TAISEI:だから今回の1つのキーワードに“光”というものがあって、ジャケットもそういうアプローチにしているんだよね。俺は太陽の光とかステージの光がすごく好きで。太陽が照っていたらとりあえず外に出たいと思うし、そういう漠然とした自分の好きなことが今作に筋を1本通した気がするな。
●M-5「赤い光の中へ」の“赤い光”とは、太陽の光のことでしょうか?
TAISEI:いや、これはステージの光のことだね。SAはライブが始まる前に、ステージを(照明で)真っ赤にするんですよ。その中へまず先に3人が出て行くんだけど、送り出す時に“よっしゃ行こう!”って言うんです。それをずっと続けてきた中でその“続いていく”っていうこと自体に喜びを感じているし、もっと言えば“それは自分の夢なんだな”っていう。そのことをすごく感じたから、こういう作品になったんだと思いますね。
●“これからも続けていく”という意志も込められているのでは?
TAISEI:70歳や80歳になっても、赤い光の中に飛び込んで行きたいなって思うよね。
NAOKI:本当に“居場所”だよね。居場所がある人生は良いなって。でもそれがあるのが当たり前だとは、思わないようにしたいなと思っています。

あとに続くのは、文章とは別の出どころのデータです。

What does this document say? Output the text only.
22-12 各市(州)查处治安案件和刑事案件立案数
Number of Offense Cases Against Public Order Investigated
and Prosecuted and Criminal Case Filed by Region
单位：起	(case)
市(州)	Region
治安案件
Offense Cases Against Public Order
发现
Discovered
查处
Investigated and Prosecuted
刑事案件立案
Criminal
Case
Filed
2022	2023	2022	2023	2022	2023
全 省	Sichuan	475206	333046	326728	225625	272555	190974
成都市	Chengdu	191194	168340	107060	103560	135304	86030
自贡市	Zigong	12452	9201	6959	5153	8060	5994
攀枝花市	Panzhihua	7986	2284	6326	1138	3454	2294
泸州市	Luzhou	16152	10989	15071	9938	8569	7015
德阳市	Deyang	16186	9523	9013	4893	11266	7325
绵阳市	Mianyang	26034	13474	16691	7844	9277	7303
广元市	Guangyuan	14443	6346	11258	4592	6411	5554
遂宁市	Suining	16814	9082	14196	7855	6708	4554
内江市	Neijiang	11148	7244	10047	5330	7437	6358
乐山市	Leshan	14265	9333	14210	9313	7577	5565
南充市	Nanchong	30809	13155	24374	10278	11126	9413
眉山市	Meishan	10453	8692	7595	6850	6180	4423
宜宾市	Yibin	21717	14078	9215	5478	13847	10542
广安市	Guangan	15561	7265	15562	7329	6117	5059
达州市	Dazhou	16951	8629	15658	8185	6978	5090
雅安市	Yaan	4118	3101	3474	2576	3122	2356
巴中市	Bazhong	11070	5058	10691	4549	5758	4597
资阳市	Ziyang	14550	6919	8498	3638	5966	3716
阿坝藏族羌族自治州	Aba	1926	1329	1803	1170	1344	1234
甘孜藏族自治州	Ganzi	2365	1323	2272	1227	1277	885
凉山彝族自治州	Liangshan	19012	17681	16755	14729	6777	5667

●そういう気持ちがあるから“道は果てしなき 夢はまだ五分咲き 気持ちとはうらはらに足は重くなるばかり”だとしても、進むのを止めないんでしょうね。
TAISEI:ライブが続いたりすると、やっぱり“しんどいな”って思うわけで。“声が出るかな?”とか“身体は動くかな?”と本番前は思っていても、赤い光が見えてステージに出たらモードが切り替わっているんですよね。“俺は最高! 俺は王様だ!”みたいな感じで、ちゃんと身体も動くし、声も出るわけですよ。それで終わったら、“やっぱりライブ最高!”って思う。それが“続いていく”っていうことだろうし、“夢”なんだよね。
●今作を作ったことで、ライブへの想いがさらに強まった部分もあるのかなと思います。
TAISEI:すごくあると思う。ファンにも歌っているんだけど、自分にも歌っているんだろうね。自分のケツを叩いているような感じで、“おまえ、言ったからにはやれよ?”っていう。これからまたツアーが始まるにあたって、もちろん今までも思い続けていたことなんだけど、もう一度肝に命じて“1本1本最高のライブをやろう”って思えるようになりましたね。